しかし、この選択をしたのは自分だ。恋人が欲しいとあれだけ言いつつ、なりふり構わずに飛び込んでみる事は出来ない。そんな自分の弱さに少し落ち込みながら、彼女と交換していたLINEにお礼のメッセージを送り、携帯の電源を切った。会うつもりは無いというのに、ここできっぱりとブロックという手段をとることができないのは女性経験が少ないがゆえの不安なのだろうか。とにかく自分は情けない男なのだと改めて感じた。


恵比寿から渋谷までの一本道を歩きながら、マッチングアプリでの関係の終わりはこれほどまでにあっけないものかと哀愁に浸る。先程まで仲良く話していた女性とは二度と関わることが出来ない。今回はこちらから関係を断つことを選択したが、向こうから願い下げの時だってもちろんあるだろう。

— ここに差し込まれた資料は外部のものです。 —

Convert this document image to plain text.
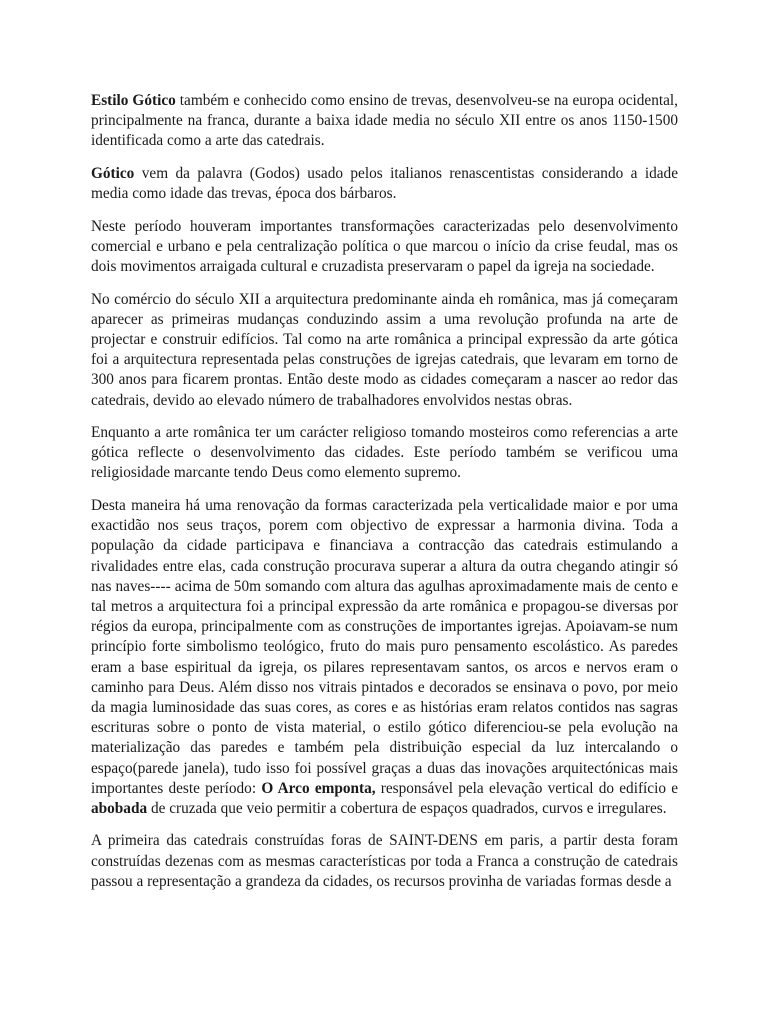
Estilo Gótico também e conhecido como ensino de trevas, desenvolveu-se na europa ocidental, principalmente na franca, durante a baixa idade media no século XII entre os anos 1150-1500 identificada como a arte das catedrais.

Gótico vem da palavra (Godos) usado pelos italianos renascentistas considerando a idade media como idade das trevas, época dos bárbaros.

Neste período houveram importantes transformações caracterizadas pelo desenvolvimento comercial e urbano e pela centralização política o que marcou o início da crise feudal, mas os dois movimentos arraigada cultural e cruzadista preservaram o papel da igreja na sociedade.

No comércio do século XII a arquitectura predominante ainda eh românica, mas já começaram aparecer as primeiras mudanças conduzindo assim a uma revolução profunda na arte de projectar e construir edifícios. Tal como na arte românica a principal expressão da arte gótica foi a arquitectura representada pelas construções de igrejas catedrais, que levaram em torno de 300 anos para ficarem prontas. Então deste modo as cidades começaram a nascer ao redor das catedrais, devido ao elevado número de trabalhadores envolvidos nestas obras.

Enquanto a arte românica ter um carácter religioso tomando mosteiros como referencias a arte gótica reflecte o desenvolvimento das cidades. Este período também se verificou uma religiosidade marcante tendo Deus como elemento supremo.

Desta maneira há uma renovação da formas caracterizada pela verticalidade maior e por uma exactidão nos seus traços, porem com objectivo de expressar a harmonia divina. Toda a população da cidade participava e financiava a contracção das catedrais estimulando a rivalidades entre elas, cada construção procurava superar a altura da outra chegando atingir só nas naves---- acima de 50m somando com altura das agulhas aproximadamente mais de cento e tal metros a arquitectura foi a principal expressão da arte românica e propagou-se diversas por régios da europa, principalmente com as construções de importantes igrejas. Apoiavam-se num princípio forte simbolismo teológico, fruto do mais puro pensamento escolástico. As paredes eram a base espiritual da igreja, os pilares representavam santos, os arcos e nervos eram o caminho para Deus. Além disso nos vitrais pintados e decorados se ensinava o povo, por meio da magia luminosidade das suas cores, as cores e as histórias eram relatos contidos nas sagras escrituras sobre o ponto de vista material, o estilo gótico diferenciou-se pela evolução na materialização das paredes e também pela distribuição especial da luz intercalando o espaço(parede janela), tudo isso foi possível graças a duas das inovações arquitectónicas mais importantes deste período: O Arco emponta, responsável pela elevação vertical do edifício e abobada de cruzada que veio permitir a cobertura de espaços quadrados, curvos e irregulares.

A primeira das catedrais construídas foras de SAINT-DENS em paris, a partir desta foram construídas dezenas com as mesmas características por toda a Franca a construção de catedrais passou a representação a grandeza da cidades, os recursos provinha de variadas formas desde a
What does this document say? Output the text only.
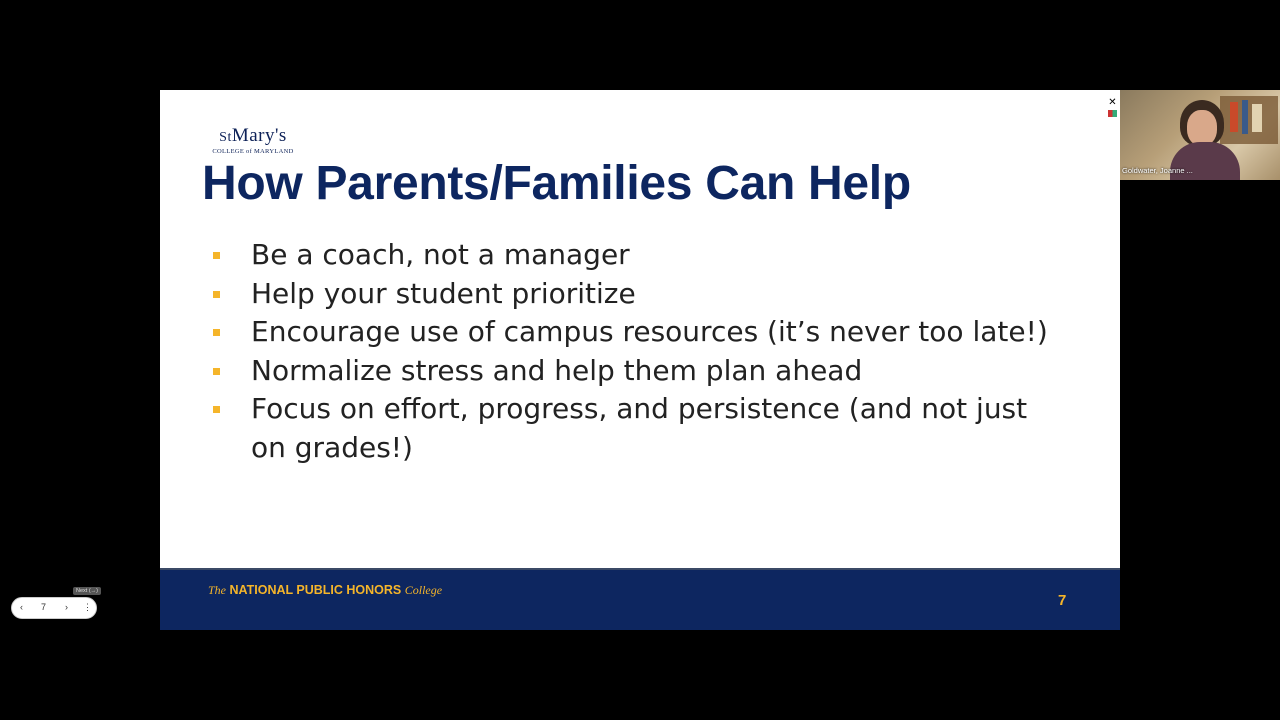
StMary's
COLLEGE of MARYLAND
How Parents/Families Can Help
Be a coach, not a manager
Help your student prioritize
Encourage use of campus resources (it’s never too late!)
Normalize stress and help them plan ahead
Focus on effort, progress, and persistence (and not just on grades!)
The NATIONAL PUBLIC HONORS College
7
Goldwater, Joanne ...
✕
Next (→)
‹ 7 › ⋮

なんにせよ、また次の女性を探さなければならない。帰ったらまたアプリを開いてみよう。

これが結構億劫なのだが。


マッチングアプリ初戦、大敗北である。

自分が女性を楽しませられたわけでもないし、むしろリードされてしまった。モテる男はエスコートが上手いとよく聞くが、自分には決定的にそれが足りなかった。

反省。自分磨きをしなければならない。



それにしてもアイドル、いろいろ調べて曲聞いてみようかな。